For Benjamin Joffe, a Frenchman living in Malaysia, the Western web is pretty dull and corporate. So he’s out to create a site called DayDeed that will have personality, stir up positive emotions, and make people smile.
It all centers around our needs: to get some business advice, make a friend, or just find a nice spa. You post your need to DayDeed, take a deep breath in and out, and wait for it to be fulfilled. Compared to sending a message or posting an update on the cold blue pages of Facebook, it puts less pressure on your friends and reaches a wider network. And the trick is that you’re limited to three needs at a time, warding off frivolous requests.
“It’s kind of slow social networking,” says Joffe.
A popular tech speaker and 12-year resident of Asia, Joffe was inspired by some Asian products. Cyworld, Korea’s social network, is very personal and emotional: you can change the design, font, and icons on your profile. And so are Japanese comics: rather than the bang-bang-bang of dialogue in every scene, you might have one or two frames with no text: the rain pattering down outside a home, and shivering pedestrians waiting for the bus.
Joffe adds that the Japanese are good with silence; it’s meaningful, rather than empty. In fact, he made his point by pausing for a full 7 seconds during our interview. (Making my Western self feel awkward, clearly.)
“The entrepreneurs in the West in the tech space tend to be engineers; they’re not very good with emotions,” he says.
To get at those emotions, you have to go deeper than the constant, streaming chatter on sites like Twitter.

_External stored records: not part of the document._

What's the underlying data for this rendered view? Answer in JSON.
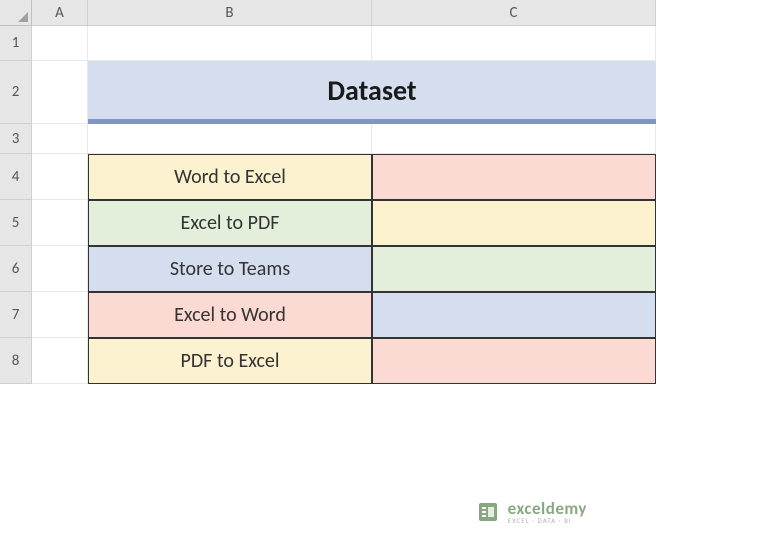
{
  "columns": [
    "A",
    "B",
    "C"
  ],
  "rows": [
    "1",
    "2",
    "3",
    "4",
    "5",
    "6",
    "7",
    "8"
  ],
  "title": "Dataset",
  "table": {
    "rows": [
      {
        "b": "Word to Excel",
        "c": "",
        "b_color": "bg-cream",
        "c_color": "bg-peach"
      },
      {
        "b": "Excel to PDF",
        "c": "",
        "b_color": "bg-green",
        "c_color": "bg-cream"
      },
      {
        "b": "Store to Teams",
        "c": "",
        "b_color": "bg-blue",
        "c_color": "bg-green"
      },
      {
        "b": "Excel to Word",
        "c": "",
        "b_color": "bg-peach",
        "c_color": "bg-blue"
      },
      {
        "b": "PDF to Excel",
        "c": "",
        "b_color": "bg-cream",
        "c_color": "bg-peach"
      }
    ]
  },
  "watermark": {
    "brand": "exceldemy",
    "tagline": "EXCEL · DATA · BI"
  }
}
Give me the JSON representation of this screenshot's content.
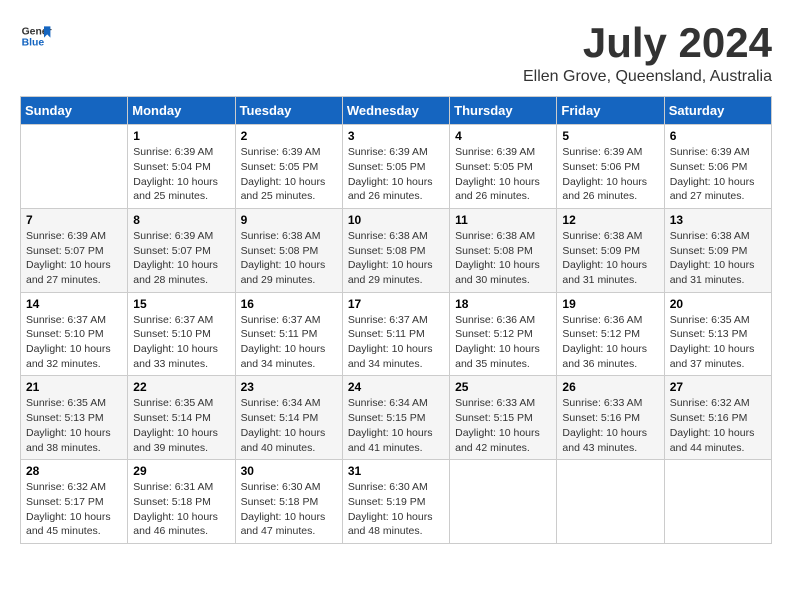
{
  "header": {
    "logo_line1": "General",
    "logo_line2": "Blue",
    "month_title": "July 2024",
    "location": "Ellen Grove, Queensland, Australia"
  },
  "calendar": {
    "days_of_week": [
      "Sunday",
      "Monday",
      "Tuesday",
      "Wednesday",
      "Thursday",
      "Friday",
      "Saturday"
    ],
    "weeks": [
      [
        {
          "day": "",
          "info": ""
        },
        {
          "day": "1",
          "info": "Sunrise: 6:39 AM\nSunset: 5:04 PM\nDaylight: 10 hours\nand 25 minutes."
        },
        {
          "day": "2",
          "info": "Sunrise: 6:39 AM\nSunset: 5:05 PM\nDaylight: 10 hours\nand 25 minutes."
        },
        {
          "day": "3",
          "info": "Sunrise: 6:39 AM\nSunset: 5:05 PM\nDaylight: 10 hours\nand 26 minutes."
        },
        {
          "day": "4",
          "info": "Sunrise: 6:39 AM\nSunset: 5:05 PM\nDaylight: 10 hours\nand 26 minutes."
        },
        {
          "day": "5",
          "info": "Sunrise: 6:39 AM\nSunset: 5:06 PM\nDaylight: 10 hours\nand 26 minutes."
        },
        {
          "day": "6",
          "info": "Sunrise: 6:39 AM\nSunset: 5:06 PM\nDaylight: 10 hours\nand 27 minutes."
        }
      ],
      [
        {
          "day": "7",
          "info": ""
        },
        {
          "day": "8",
          "info": "Sunrise: 6:39 AM\nSunset: 5:07 PM\nDaylight: 10 hours\nand 28 minutes."
        },
        {
          "day": "9",
          "info": "Sunrise: 6:38 AM\nSunset: 5:08 PM\nDaylight: 10 hours\nand 29 minutes."
        },
        {
          "day": "10",
          "info": "Sunrise: 6:38 AM\nSunset: 5:08 PM\nDaylight: 10 hours\nand 29 minutes."
        },
        {
          "day": "11",
          "info": "Sunrise: 6:38 AM\nSunset: 5:08 PM\nDaylight: 10 hours\nand 30 minutes."
        },
        {
          "day": "12",
          "info": "Sunrise: 6:38 AM\nSunset: 5:09 PM\nDaylight: 10 hours\nand 31 minutes."
        },
        {
          "day": "13",
          "info": "Sunrise: 6:38 AM\nSunset: 5:09 PM\nDaylight: 10 hours\nand 31 minutes."
        }
      ],
      [
        {
          "day": "14",
          "info": ""
        },
        {
          "day": "15",
          "info": "Sunrise: 6:37 AM\nSunset: 5:10 PM\nDaylight: 10 hours\nand 33 minutes."
        },
        {
          "day": "16",
          "info": "Sunrise: 6:37 AM\nSunset: 5:11 PM\nDaylight: 10 hours\nand 34 minutes."
        },
        {
          "day": "17",
          "info": "Sunrise: 6:37 AM\nSunset: 5:11 PM\nDaylight: 10 hours\nand 34 minutes."
        },
        {
          "day": "18",
          "info": "Sunrise: 6:36 AM\nSunset: 5:12 PM\nDaylight: 10 hours\nand 35 minutes."
        },
        {
          "day": "19",
          "info": "Sunrise: 6:36 AM\nSunset: 5:12 PM\nDaylight: 10 hours\nand 36 minutes."
        },
        {
          "day": "20",
          "info": "Sunrise: 6:35 AM\nSunset: 5:13 PM\nDaylight: 10 hours\nand 37 minutes."
        }
      ],
      [
        {
          "day": "21",
          "info": ""
        },
        {
          "day": "22",
          "info": "Sunrise: 6:35 AM\nSunset: 5:14 PM\nDaylight: 10 hours\nand 39 minutes."
        },
        {
          "day": "23",
          "info": "Sunrise: 6:34 AM\nSunset: 5:14 PM\nDaylight: 10 hours\nand 40 minutes."
        },
        {
          "day": "24",
          "info": "Sunrise: 6:34 AM\nSunset: 5:15 PM\nDaylight: 10 hours\nand 41 minutes."
        },
        {
          "day": "25",
          "info": "Sunrise: 6:33 AM\nSunset: 5:15 PM\nDaylight: 10 hours\nand 42 minutes."
        },
        {
          "day": "26",
          "info": "Sunrise: 6:33 AM\nSunset: 5:16 PM\nDaylight: 10 hours\nand 43 minutes."
        },
        {
          "day": "27",
          "info": "Sunrise: 6:32 AM\nSunset: 5:16 PM\nDaylight: 10 hours\nand 44 minutes."
        }
      ],
      [
        {
          "day": "28",
          "info": "Sunrise: 6:32 AM\nSunset: 5:17 PM\nDaylight: 10 hours\nand 45 minutes."
        },
        {
          "day": "29",
          "info": "Sunrise: 6:31 AM\nSunset: 5:18 PM\nDaylight: 10 hours\nand 46 minutes."
        },
        {
          "day": "30",
          "info": "Sunrise: 6:30 AM\nSunset: 5:18 PM\nDaylight: 10 hours\nand 47 minutes."
        },
        {
          "day": "31",
          "info": "Sunrise: 6:30 AM\nSunset: 5:19 PM\nDaylight: 10 hours\nand 48 minutes."
        },
        {
          "day": "",
          "info": ""
        },
        {
          "day": "",
          "info": ""
        },
        {
          "day": "",
          "info": ""
        }
      ]
    ],
    "week1_sunday_info": "Sunrise: 6:39 AM\nSunset: 5:07 PM\nDaylight: 10 hours\nand 27 minutes.",
    "week2_sunday_info": "Sunrise: 6:37 AM\nSunset: 5:10 PM\nDaylight: 10 hours\nand 32 minutes.",
    "week3_sunday_info": "Sunrise: 6:35 AM\nSunset: 5:13 PM\nDaylight: 10 hours\nand 38 minutes."
  }
}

Sometimes it’s hard to do because we don’t share our needs and feelings with others. We don’t think they can or want to help us, when in reality they do.
“I thought, How could we get deeper into the more real concerns, real problems, real thoughts?” says Joffe. “Maybe not so deep as the existential sort like ‘What is being a human? What is life?’ but somewhere below the surface where there’s actually stronger currents, stronger ideas, and less noise.”
Update: Joffe has put DayDeed on hold and is investing in 500 Startups companies, but he still believes in the power of the “emotional web.”